知らなきゃヤラれる歯周病菌連鎖

体内のあちこちで連鎖的に炎症起こす

 歯茎が赤く腫れ、硬いものを食べると出血する。典型的な歯周病の症状だが、歯周病を歯や歯茎のトラブルとだけ思っていると大間違いだ。歯周病は、糖尿病や心臓疾患、気管支炎、肺炎などにも深く関係しているというのである。東京歯科大微生物学講座の加藤哲男助教授に聞いた。

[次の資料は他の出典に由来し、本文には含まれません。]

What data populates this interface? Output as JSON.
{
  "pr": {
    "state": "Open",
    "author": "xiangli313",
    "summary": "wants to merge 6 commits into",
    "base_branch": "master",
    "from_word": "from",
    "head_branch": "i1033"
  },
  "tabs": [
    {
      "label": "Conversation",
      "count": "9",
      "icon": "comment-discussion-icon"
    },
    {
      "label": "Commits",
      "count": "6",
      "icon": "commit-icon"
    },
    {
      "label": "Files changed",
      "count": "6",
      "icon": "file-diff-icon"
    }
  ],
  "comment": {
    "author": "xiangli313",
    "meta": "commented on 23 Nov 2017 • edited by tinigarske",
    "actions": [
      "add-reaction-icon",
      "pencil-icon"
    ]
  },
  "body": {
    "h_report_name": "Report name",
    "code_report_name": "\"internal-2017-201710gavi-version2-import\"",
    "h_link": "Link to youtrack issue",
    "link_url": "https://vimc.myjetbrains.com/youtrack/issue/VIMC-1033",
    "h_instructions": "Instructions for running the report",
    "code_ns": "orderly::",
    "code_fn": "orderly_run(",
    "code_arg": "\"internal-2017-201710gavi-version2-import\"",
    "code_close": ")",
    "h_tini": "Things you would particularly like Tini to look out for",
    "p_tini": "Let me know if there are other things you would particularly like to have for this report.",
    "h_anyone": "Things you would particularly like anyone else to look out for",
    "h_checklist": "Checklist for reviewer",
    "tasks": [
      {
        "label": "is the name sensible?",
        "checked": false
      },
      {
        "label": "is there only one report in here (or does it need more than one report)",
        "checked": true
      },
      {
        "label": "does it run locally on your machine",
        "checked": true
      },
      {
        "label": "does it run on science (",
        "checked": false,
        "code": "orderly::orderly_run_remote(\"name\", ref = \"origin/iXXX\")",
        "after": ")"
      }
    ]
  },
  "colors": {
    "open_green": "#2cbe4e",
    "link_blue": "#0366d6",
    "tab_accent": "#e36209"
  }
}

 歯と歯茎の間に歯垢がたまると、歯垢中の細菌が歯茎に感染して、炎症を起こす。この細菌感染症が歯周病だ。
「歯垢中には1ミリグラムあたり1億から10億の細菌がいて、この中の一部が歯周病を起こす歯周病菌です。歯茎から出血するなど炎症が起きていると、病巣から歯周病菌が血管に入り込み、全身へと流れ伝わっていく。こうして歯周病菌は体内のさまざまな部位で連鎖的に炎症を起こし、疾患の原因になったり、悪化させたりするのです。それが“歯周病菌連鎖”です」
 厚労省の歯科疾患実態調査によると、25歳以上の約80%が歯周病というから、中高年ならほとんどが歯周病菌連鎖のリスクを抱えているといっていい。
 まずは糖尿病との関係だ。
「歯周病菌の内毒素は、歯周病病巣からTNFα(腫瘍壊死因子)を産生させます。このTNFαが血液中の糖分を細胞内に取り込むのを阻害し、インスリンの働きを妨げるため、歯周病を合併した糖尿病患者は、血糖コントロールが悪くなりやすいのです」
 つまり、歯周病は糖尿病を悪化させる。実際、歯周病を治療したら、血糖コントロールが改善したという臨床報告もある。

 次は心臓病。特に怖いのは狭心症や心筋梗塞の虚血性心疾患と心内膜炎だ。
「歯周病菌が心臓内膜で増殖すると、細菌性心内膜炎になります。ある種の歯周病菌は血小板凝固因子を持っていて、これが心臓冠動脈血管に作用すると、心筋梗塞の原因になります」
 歯周病菌は肺炎の原因となるものも多い。高齢者や脳障害など免疫力が低下した人が、歯周病菌を含む唾液を誤嚥(ごえん)すると、肺炎にかかる確率が高まる。このほか、気管支炎や早産にも影響を与えているという。では、どうすれば歯周病菌を減らし、歯周病菌連鎖を食い止めることができるのか。
「食べたら歯を磨く、洗口液で口腔内を清潔に保つのはもちろんですが、歯周病は喫煙やストレスの影響も大きく、生活習慣を改めることも重要。喫煙者は、非喫煙者より2倍から3倍も歯周病になりやすいという報告もあり、禁煙は有効です。ストレス発散もいい。また歯並びなどの生体因子も関連します。歯垢のたまりやすい親知らずなどは早期に治療すべきです」
 大阪府立大・吉田幸恵教授の研究ではBMI25以上の肥満者は、18.5以上25未満の標準体重の人に比べて、1.5倍も歯周病になりやすいという。ダイエットも欠かせない。